LCOs and COs effect on growth and hyphal branching. (A) Growth of Laccaria bicolor over 21 days when exposed to LCOs or COs. Diameter measurements were taken every other day, starting on the day 3. Fungal growth is the area without the 1 cm² plug. Welch's ANOVA test was significant for 3 days post-inoculation (dpi) (p = 0.0058), 11 dpi (p = 0.0032), 13 dpi (p = 0.0079), 15 dpi (p = 0.01), 17 dpi (p = 0.0199), 19 dpi (p = 0.0005), and 21 dpi (p = 0.0004). Treatments were compared to the solvent controls with Welch's unpaired t-test. N is five biological replications. (B) Hyphal branching was determined by the average ratio of secondary branches (indicated by blue arrows and numbers) to 400 μm of the apical branch (red scale bar) counted after 3 dpi. (C) The ratios of secondary branches per apical branch in treatments were compared to the solvent controls with Welch's unpaired t-test (Welch's ANOVA test p = 0.0105). N is five biological replications with five technical replications each where five apical branches were counted. For all measurements containing significant treatments compared to the solvent control are as follows: (*) is a p < 0.05; (**) is a p < 0.01; (***) is a p < 0.001.

Figure 2

Proteomics analysis of L. bicolor under exposure of COs and LCOs. (A) Total number of proteins identified. (B) Venn diagram showing shared and unique proteins after data normalization and selection of proteins that were identified in at least 2 out of 3 biological replicates. (C) Principal component 2 with explained variance given as a percentage value after data normalization, filtration, and imputation. (D) Heatmap from the normalized abundance values of all identified proteins found in at least 2 out of 3 biological replicates per condition.

Figure 3

Proteome interrogation of L. bicolor growing with COs and LCOs compared to solvent control. (A) DiVenn diagram showing the numbers of up- (red color) and downregulated (blue color) proteins that are shared and/or unique in the comparisons between treatments and control samples. (B) GO enrichment analysis of the 254 common downregulated proteins shared between all treatments compared to control samples. (C) GO enrichment analysis of 144 common downregulated proteins in sLCO, CO4, and CO8-treated samples compared to control samples. Enrichment analyses performed with the Cytoscape plug-in ClueGO (Shannon et al., ; Bindea et al., 2009), terms reported were significant by Benjamini-Hochberg term p ≤ 0.05.

Figure 4

STRING network of all common downregulated proteins in treatments compared to control samples belonging to “cellular component assembly” and “establishment of cell polarity” GO categories.
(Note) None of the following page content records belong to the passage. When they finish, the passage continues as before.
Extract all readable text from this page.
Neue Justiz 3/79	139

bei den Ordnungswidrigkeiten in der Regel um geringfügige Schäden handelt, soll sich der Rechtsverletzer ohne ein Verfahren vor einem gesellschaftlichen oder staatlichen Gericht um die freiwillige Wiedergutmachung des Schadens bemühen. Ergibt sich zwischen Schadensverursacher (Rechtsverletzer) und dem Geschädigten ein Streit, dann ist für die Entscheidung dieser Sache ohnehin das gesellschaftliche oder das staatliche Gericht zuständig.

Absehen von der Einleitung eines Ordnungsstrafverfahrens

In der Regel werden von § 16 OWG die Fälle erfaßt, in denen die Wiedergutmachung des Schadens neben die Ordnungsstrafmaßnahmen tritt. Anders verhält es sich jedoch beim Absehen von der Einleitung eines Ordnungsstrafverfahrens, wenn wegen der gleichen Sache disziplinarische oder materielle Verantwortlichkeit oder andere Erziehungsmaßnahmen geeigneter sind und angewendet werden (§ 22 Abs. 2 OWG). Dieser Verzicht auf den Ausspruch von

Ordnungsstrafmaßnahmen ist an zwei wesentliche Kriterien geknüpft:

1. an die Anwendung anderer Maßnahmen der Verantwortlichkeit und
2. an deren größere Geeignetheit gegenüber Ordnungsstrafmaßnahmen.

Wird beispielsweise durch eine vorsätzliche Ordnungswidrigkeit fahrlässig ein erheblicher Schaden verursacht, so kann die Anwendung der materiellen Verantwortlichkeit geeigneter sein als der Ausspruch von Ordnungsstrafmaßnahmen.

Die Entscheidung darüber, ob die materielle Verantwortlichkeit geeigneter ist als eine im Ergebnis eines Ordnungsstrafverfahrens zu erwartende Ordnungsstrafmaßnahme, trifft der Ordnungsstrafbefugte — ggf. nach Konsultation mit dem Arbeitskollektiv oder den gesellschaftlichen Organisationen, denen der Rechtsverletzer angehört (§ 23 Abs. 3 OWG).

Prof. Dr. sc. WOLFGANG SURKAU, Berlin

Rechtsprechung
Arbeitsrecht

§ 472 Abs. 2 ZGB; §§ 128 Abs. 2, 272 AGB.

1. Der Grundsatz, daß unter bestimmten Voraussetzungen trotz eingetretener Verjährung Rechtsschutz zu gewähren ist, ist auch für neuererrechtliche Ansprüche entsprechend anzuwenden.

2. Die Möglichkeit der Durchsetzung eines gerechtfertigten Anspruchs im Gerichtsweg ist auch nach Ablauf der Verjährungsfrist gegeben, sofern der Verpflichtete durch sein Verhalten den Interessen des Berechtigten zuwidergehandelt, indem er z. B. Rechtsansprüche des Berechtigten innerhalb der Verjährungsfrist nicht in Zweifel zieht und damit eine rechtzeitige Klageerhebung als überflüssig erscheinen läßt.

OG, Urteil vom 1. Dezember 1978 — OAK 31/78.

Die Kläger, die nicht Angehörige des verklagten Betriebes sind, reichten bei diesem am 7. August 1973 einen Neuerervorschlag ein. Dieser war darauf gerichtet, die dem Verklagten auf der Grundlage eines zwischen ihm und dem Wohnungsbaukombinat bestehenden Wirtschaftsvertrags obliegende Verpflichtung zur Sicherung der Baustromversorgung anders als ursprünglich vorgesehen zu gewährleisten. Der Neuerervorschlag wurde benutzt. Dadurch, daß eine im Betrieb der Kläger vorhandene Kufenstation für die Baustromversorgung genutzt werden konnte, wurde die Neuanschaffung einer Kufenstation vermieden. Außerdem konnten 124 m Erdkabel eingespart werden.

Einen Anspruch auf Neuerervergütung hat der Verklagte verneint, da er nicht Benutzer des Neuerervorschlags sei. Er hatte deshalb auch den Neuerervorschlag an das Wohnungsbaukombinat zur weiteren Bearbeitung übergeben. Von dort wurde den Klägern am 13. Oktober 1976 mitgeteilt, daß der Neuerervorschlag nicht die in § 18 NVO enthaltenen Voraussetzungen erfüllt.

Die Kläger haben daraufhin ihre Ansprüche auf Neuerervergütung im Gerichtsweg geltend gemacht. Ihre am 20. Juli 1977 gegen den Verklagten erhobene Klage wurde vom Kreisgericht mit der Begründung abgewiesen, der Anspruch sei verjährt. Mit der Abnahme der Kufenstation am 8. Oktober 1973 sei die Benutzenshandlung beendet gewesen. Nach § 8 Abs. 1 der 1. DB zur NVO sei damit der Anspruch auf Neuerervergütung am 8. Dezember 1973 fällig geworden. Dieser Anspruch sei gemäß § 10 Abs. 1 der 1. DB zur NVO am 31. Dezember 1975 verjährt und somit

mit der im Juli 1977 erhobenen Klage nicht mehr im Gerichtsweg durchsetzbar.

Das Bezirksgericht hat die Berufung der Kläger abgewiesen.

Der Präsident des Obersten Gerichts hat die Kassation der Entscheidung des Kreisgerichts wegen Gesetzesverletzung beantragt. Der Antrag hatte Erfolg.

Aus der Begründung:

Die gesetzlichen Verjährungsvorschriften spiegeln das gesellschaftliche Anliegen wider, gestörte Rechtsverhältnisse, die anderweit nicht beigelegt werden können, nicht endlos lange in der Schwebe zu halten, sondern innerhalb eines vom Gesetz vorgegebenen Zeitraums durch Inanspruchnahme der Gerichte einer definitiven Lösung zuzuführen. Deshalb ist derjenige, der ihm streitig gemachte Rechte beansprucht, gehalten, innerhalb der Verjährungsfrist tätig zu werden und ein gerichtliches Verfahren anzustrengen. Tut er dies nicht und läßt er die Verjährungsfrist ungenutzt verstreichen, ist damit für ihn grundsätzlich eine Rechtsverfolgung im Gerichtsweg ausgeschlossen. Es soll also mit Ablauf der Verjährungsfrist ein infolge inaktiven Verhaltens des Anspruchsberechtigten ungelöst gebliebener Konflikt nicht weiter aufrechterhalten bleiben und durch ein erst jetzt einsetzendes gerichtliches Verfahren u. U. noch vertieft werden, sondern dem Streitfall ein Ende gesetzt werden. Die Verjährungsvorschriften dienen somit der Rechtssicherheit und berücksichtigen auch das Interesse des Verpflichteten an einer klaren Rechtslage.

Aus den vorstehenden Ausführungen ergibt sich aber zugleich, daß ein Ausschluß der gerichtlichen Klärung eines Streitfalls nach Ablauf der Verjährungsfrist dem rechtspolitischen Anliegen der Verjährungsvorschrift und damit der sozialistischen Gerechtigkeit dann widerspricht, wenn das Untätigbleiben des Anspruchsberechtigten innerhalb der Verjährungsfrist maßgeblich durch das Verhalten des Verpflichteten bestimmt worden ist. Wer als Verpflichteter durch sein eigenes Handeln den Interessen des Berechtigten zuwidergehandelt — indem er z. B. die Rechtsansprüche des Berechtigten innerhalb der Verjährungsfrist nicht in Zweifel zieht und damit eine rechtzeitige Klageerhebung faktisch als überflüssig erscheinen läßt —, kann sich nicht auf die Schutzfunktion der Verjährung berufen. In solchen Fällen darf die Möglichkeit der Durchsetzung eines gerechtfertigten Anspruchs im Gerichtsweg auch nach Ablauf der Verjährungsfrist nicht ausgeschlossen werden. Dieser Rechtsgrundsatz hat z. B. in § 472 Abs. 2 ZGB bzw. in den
The network summarizes the predicted associations between proteins found by the STRING database. Each protein is represented by a node and the edges represent predicted functional associations. Edge colors indicate the confidence interaction score based on different types of evidence considered by STRING. Only protein-protein associations with high confidence scores (≥ 0.7) were considered in the predicted network. The node representing the CMGC/CDK/CDC2 protein kinase is highlighted in yellow. Disconnected proteins in the network are not shown.

Figure 5

Summary of the main physiological, proteomic, and metabolic changes observed in L. bicolor when exposed to COs and LCOs compared to control samples. (A) Reduced hyphal growth was observed in samples grown with nsLCOs, C18:1 sLCOs and CO4. (B) Most upregulated proteins quantified in this study were unique to each treatment and included cases of molecules involved in fungal growth control like Ras proteins, as well as proteins involved in mechanisms of cross-communication between fungi and other organisms; instead, the vast majority of downregulated proteins were found to be shared between treatments such as cyclin-dependent kinases, GTPases, and dyneins. Other examples discussed through this manuscript are shown. (C) Ten metabolites were significantly regulated in treated L. bicolor samples compared to controls and included cases of organic acid, fatty acids, sugars, and metabolites with unknown functions.